I was reminded of this when reading a Wall Street Journal column today by Sydney Finkelstein, a Dartmouth leadership professor. I know him from his great book on leadership that (in part) chronicled the leadership failures that brought Motorola crashing to earth in his book Why Smart Executives Fail.

The column has a provocative title and opening:
Why the Best Leaders Want Their Superstar Employees to Leave
By Sydney Finkelstein

Should bosses try to hold on to their star performers?

For most of corporate America, the question might seem like nonsense. Star performers are seen as so valuable that managers should pull out all the stops to keep them—or else see their companies take a big hit in productivity.

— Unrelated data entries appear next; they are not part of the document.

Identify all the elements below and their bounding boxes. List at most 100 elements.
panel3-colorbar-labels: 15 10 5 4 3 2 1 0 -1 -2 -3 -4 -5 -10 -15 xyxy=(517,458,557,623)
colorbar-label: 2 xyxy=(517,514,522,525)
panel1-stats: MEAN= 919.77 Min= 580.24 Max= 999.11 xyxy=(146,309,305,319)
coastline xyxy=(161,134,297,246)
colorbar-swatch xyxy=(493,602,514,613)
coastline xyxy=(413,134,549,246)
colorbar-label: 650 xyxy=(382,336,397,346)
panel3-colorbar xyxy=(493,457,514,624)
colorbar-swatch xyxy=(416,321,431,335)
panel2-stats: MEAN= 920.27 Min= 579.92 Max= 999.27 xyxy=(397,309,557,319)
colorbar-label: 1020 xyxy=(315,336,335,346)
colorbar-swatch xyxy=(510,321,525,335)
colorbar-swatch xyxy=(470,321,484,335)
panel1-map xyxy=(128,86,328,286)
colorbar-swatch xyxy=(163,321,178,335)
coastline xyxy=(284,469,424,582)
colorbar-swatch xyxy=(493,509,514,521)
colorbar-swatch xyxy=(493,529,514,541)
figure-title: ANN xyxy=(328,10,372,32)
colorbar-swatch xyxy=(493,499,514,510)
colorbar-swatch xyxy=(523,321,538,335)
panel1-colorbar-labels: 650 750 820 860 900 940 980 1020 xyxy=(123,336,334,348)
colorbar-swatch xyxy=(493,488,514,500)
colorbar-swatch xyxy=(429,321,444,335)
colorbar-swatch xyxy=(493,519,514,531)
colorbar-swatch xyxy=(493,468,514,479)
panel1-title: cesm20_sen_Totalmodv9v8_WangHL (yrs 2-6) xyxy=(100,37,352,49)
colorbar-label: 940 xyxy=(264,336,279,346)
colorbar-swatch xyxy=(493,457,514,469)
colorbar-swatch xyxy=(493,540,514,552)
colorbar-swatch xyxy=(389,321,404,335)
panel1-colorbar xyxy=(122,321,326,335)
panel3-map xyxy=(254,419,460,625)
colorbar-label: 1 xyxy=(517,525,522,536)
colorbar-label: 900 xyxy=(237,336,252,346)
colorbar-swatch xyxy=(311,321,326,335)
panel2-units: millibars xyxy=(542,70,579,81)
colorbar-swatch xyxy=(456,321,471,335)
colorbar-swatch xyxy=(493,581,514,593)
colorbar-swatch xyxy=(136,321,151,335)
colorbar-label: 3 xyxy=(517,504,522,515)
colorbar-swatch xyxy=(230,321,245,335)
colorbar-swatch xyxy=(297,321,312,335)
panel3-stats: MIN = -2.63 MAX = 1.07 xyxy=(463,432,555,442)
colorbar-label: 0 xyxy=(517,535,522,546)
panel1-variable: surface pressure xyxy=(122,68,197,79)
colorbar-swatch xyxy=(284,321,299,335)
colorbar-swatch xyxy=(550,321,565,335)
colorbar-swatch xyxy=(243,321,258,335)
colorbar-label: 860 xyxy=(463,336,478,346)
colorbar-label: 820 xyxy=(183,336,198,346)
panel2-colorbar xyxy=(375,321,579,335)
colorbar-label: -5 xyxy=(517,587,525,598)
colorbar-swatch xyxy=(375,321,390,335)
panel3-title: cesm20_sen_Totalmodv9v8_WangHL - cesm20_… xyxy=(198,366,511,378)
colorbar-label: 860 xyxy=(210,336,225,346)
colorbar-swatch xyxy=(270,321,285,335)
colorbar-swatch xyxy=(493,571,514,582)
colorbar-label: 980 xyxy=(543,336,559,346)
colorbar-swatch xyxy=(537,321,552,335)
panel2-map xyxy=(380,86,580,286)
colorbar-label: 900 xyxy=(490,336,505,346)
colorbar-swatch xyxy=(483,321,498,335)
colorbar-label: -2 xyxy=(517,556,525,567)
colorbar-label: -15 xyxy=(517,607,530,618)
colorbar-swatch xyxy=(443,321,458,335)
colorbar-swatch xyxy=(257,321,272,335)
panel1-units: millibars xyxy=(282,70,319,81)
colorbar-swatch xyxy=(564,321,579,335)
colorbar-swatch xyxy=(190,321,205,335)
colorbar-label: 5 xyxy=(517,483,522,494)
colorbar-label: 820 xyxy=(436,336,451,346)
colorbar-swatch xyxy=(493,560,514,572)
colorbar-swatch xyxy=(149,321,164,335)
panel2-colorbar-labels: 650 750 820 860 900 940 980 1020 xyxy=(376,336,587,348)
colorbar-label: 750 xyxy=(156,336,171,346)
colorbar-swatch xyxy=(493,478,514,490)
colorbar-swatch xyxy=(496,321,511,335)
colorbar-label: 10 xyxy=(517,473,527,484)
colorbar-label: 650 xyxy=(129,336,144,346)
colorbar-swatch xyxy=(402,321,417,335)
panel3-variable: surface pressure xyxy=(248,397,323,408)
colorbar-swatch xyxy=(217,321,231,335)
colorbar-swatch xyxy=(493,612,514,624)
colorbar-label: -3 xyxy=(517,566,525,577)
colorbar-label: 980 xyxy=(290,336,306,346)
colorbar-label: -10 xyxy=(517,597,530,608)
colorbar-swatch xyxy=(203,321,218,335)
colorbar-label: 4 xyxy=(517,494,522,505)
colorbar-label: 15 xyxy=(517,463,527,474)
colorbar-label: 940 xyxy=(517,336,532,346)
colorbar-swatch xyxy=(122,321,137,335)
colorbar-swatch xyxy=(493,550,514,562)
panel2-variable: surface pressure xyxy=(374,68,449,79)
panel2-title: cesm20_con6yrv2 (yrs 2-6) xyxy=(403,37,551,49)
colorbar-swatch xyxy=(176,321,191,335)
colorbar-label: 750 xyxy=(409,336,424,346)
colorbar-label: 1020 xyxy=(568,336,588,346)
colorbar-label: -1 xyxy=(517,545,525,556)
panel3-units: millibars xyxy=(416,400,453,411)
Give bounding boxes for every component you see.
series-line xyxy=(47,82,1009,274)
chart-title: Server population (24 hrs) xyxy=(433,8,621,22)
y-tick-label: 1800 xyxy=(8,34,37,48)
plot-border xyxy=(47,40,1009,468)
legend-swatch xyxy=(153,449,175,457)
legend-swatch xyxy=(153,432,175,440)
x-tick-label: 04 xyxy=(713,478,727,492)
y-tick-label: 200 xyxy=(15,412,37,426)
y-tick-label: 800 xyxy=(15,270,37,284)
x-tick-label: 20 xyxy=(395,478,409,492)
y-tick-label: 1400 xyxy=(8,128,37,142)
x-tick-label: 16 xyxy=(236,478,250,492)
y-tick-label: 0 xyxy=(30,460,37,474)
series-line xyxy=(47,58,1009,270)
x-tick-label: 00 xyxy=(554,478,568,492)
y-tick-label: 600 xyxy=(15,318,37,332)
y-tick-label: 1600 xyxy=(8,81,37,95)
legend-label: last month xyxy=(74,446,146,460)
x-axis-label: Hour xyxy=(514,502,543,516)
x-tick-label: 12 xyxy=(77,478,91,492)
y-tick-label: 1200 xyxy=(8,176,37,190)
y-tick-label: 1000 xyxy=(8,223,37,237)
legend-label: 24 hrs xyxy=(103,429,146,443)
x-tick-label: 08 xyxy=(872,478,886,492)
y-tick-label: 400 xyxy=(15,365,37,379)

Yet some of the best managers not only allow their top performers to leave, but actively encourage it.
He talks about his study of leading execs across 18 industries for his new book, Superbosses: How Exceptional Leaders Master the Flow of Talent. While I might quibble with a point here or there (notably the idea of Larry Ellison as one of “the world’s greatest bosses”), the data are compelling. For example, a sidebar to the article says that at one point, 20 of the 32 NFL coaches either trained with Bill Walsh or someone trained by him.

This is the part of the article that really resonated with my experience:
The stories of these bosses reveal a crucial shared belief: You’re better off having the best people for a short time than average people forever.

The bosses were uncompromising when it came to recruiting. They didn’t want average; they wanted mind-blowing. They searched high and low for unusually talented individuals, often experimenting with nontraditional hires (and tolerating higher levels of churn when some of these hires didn’t work out).

But once unusually talented people were inside the organizations, the bosses accepted that some would leave. Top employees, the bosses realized, were almost always on a rapid growth trajectory. They were ultra-ambitious, perpetually angling for the next big opportunity, and it stood to reason that at least some of them would eventually need to leave the company to keep their careers moving ahead.
Even at our little software company, we were fortunate to have some truly exceptional teenagers and 20-somethings just starting their careers. This lesson is a reminder that — even if I’m no superbosss — for my next startup we should keep a policy of hiring the most talented people we can find, even if we have to train them from scratch or can’t hope to keep them for more than a few years.